All of this is not to say divestment has no effect. Divestment is a symbolic action. Individual decisions to consume less, to advocate for action against climate change, and work for innovative solutions may come from this smaller action. I just worry that amid all the noise of sit-ins, protest, and public statements, we’ll lose sight of how much else actually needs to be done. There is nothing wrong with a symbol, but we can’t let it get in the way of action.

1 Comment

  1. Natural gas is *not* cleaner than other fossil fuels, when ubiquitous methane leakages are taken into account.
    As regards engaging with fossil-fuel companies, the Rockefeller Brothers Fund cited a long history of futility with such efforts as a major factor in its decision to divest. Even when a majority of shareholders have voted for climate-related disclosures – as happened with Exxon last year – the resulting company reports continue to insist that a path toward climate doomsday is our only option. The few of these companies that have dedicated capital to renewable energy and to research on same in fact still allocate the vast majority of resources to continued exploration for and extraction of fossil fuels, despite the fact that their previous production has resulted in a concentration of greenhouse gases in the atmosphere which will be taking us beyond the 2°C threshold, and that they foresaw this would be happening *decades* ago.
    We need to be societally mobilized globally to be transitioning toward zero emissions and sequestration ASAP. Initiatives such as the Solutions Project and Drawdown have shown that we have the means with current technologies to make major progress toward those goals. The enormous resources of the fossil-fuel industry need to be dedicated as much as is possible toward that transition, and in fact those companies ought to be assessed for damages already done by their products, just as has been the case with the asbestos and tobacco industries. If the mandates of profit-seeking impede that from occurring, then it must be governmental mandates which take precedence. For that to happen, the public and governmental actors need to be educated about the urgency of our threatened circumstances. Divestments are (or ought to always be) strong statements about the utter unacceptability of continued business as usual, with the process leading to those principled commitments involving much dialogue which contributes to the enlightenment of multiple audiences.

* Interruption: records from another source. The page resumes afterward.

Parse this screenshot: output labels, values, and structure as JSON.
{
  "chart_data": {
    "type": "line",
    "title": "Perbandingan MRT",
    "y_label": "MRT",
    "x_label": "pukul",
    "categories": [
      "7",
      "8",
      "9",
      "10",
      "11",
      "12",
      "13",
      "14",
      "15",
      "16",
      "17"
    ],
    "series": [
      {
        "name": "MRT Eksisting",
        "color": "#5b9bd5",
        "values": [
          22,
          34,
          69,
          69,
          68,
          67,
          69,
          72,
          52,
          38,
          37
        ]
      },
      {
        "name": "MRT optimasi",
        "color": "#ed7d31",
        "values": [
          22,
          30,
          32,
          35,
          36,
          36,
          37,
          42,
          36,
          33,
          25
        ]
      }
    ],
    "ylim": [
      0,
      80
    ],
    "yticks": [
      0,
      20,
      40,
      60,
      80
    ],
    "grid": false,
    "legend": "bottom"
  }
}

    Fortunately, pioneering funds such as that of the Syracuse endowment have shown that this can be done with exceptional profit returns from fossil-free portfolios. With the combination of global agreement on emissions reductions and oversupply of fossil fuels in all categories which exist today, abstention from fossil-fuel investments actually substantially reduces risk. The many lawsuits now being pursued will have additional impacts on producers’ financial prospects. So divestment is the proper moral and financial decision. Institutions of higher education should be doing much more as well to bring the associated messages to our citizenry.